There are different lists of Hockett's features, but these 11 will do. They make the point pretty sharply that language—whether on purpose or on accident—has many qualities that make it easy for our species to turn thoughts into public property.
Now a new article has appeared titled, "Language Evolution: Why Hockett's Design Features are a Non-Starter." (available here). The authors are a couple of Polish linguists at Nicolaus Copernicus University, Sławomir Wacewicz and Przemysław Żywiczyński. I congratulate them on the bold directness of their title and paper. I can't quite congratulate them on the paper itself.
Their conclusion is that Hockett's properties are no guide to how language evolved. I can hardly disagree, as I have never found the properties useful in thinking about origins myself. On the other hand, so what? Hockett's list provides a pretty good test of whatever theory you do come up with.
Suppose you want to argue—as many fine investigators do—that language arose from gesture. Chimpanzees in the wild gesture all the time. What's more, we still gesture as we speak and there is no reason to assume that there was never a time when gesture was not part of speech. So we have to at least think about the possibility that the lineage had a period when it used a gesture language before we had speech.

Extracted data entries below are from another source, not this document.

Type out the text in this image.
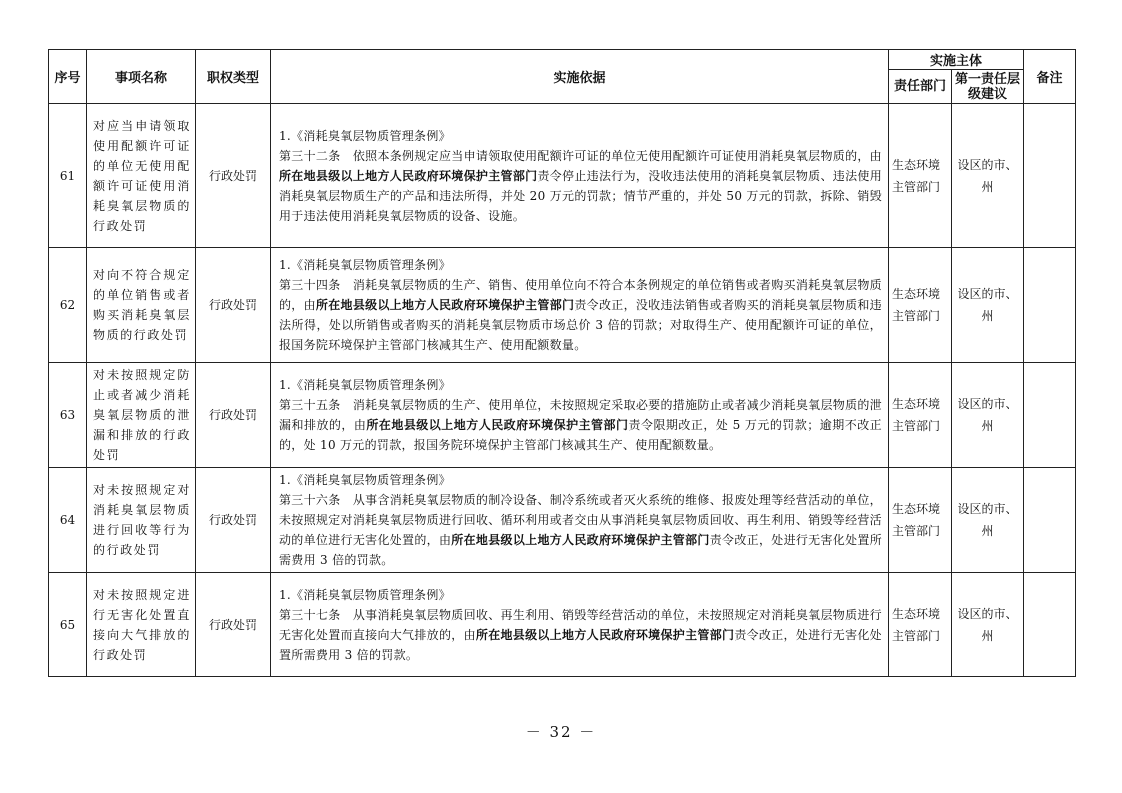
序号	事项名称	职权类型	实施依据	实施主体		备注
				责任部门	第一责任层级建议	
61	对应当申请领取使用配额许可证的单位无使用配额许可证使用消耗臭氧层物质的行政处罚	行政处罚	1.《消耗臭氧层物质管理条例》
第三十二条　依照本条例规定应当申请领取使用配额许可证的单位无使用配额许可证使用消耗臭氧层物质的，由所在地县级以上地方人民政府环境保护主管部门责令停止违法行为，没收违法使用的消耗臭氧层物质、违法使用消耗臭氧层物质生产的产品和违法所得，并处 20 万元的罚款；情节严重的，并处 50 万元的罚款，拆除、销毁用于违法使用消耗臭氧层物质的设备、设施。	生态环境主管部门	设区的市、州	
62	对向不符合规定的单位销售或者购买消耗臭氧层物质的行政处罚	行政处罚	1.《消耗臭氧层物质管理条例》
第三十四条　消耗臭氧层物质的生产、销售、使用单位向不符合本条例规定的单位销售或者购买消耗臭氧层物质的，由所在地县级以上地方人民政府环境保护主管部门责令改正，没收违法销售或者购买的消耗臭氧层物质和违法所得，处以所销售或者购买的消耗臭氧层物质市场总价 3 倍的罚款；对取得生产、使用配额许可证的单位，报国务院环境保护主管部门核减其生产、使用配额数量。	生态环境主管部门	设区的市、州	
63	对未按照规定防止或者减少消耗臭氧层物质的泄漏和排放的行政处罚	行政处罚	1.《消耗臭氧层物质管理条例》
第三十五条　消耗臭氧层物质的生产、使用单位，未按照规定采取必要的措施防止或者减少消耗臭氧层物质的泄漏和排放的，由所在地县级以上地方人民政府环境保护主管部门责令限期改正，处 5 万元的罚款；逾期不改正的，处 10 万元的罚款，报国务院环境保护主管部门核减其生产、使用配额数量。	生态环境主管部门	设区的市、州	
64	对未按照规定对消耗臭氧层物质进行回收等行为的行政处罚	行政处罚	1.《消耗臭氧层物质管理条例》
第三十六条　从事含消耗臭氧层物质的制冷设备、制冷系统或者灭火系统的维修、报废处理等经营活动的单位，未按照规定对消耗臭氧层物质进行回收、循环利用或者交由从事消耗臭氧层物质回收、再生利用、销毁等经营活动的单位进行无害化处置的，由所在地县级以上地方人民政府环境保护主管部门责令改正，处进行无害化处置所需费用 3 倍的罚款。	生态环境主管部门	设区的市、州	
65	对未按照规定进行无害化处置直接向大气排放的行政处罚	行政处罚	1.《消耗臭氧层物质管理条例》
第三十七条　从事消耗臭氧层物质回收、再生利用、销毁等经营活动的单位，未按照规定对消耗臭氧层物质进行无害化处置而直接向大气排放的，由所在地县级以上地方人民政府环境保护主管部门责令改正，处进行无害化处置所需费用 3 倍的罚款。	生态环境主管部门	设区的市、州	
－ 32 －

What is the difference between gesture and language? Gestures are signals, but, as used by apes, they are not used to signal news about a topic. Apes gesture to control others: go away, give me food, etc. Some human gestures, however, do signal news. The New York Times recently published a report on a widespread system of gestures used by church ushers. The gestures can report requests, seat availability, problems and changes in status of the church service. These signals are definitely used to tell each other some news, something unusual in the animal communication business.
How do these news-telling gestures fit with Hockett's properties? Some, indeed are present. Missing, however, are the features related to discreteness. The usher's gestures do not flow from meaning to meaning. The ushers signal one piece of information. Without discreteness a gesture system cannot have duality or productivity. It also lacks reflexiveness, the ability to add improvised topics to the system.
Thus, it looks to me like any use of systematized gestures to tell one individual something is a dead end. Even if one was used, it had to be replaced by either a sign or spoken language. So, while I agree with Wacewicz and Żywiczyński that Hockett's property list is no place to begin an inquiry into language's origins, I think it still has something to offer in testing any hypothesis that emerges from the search.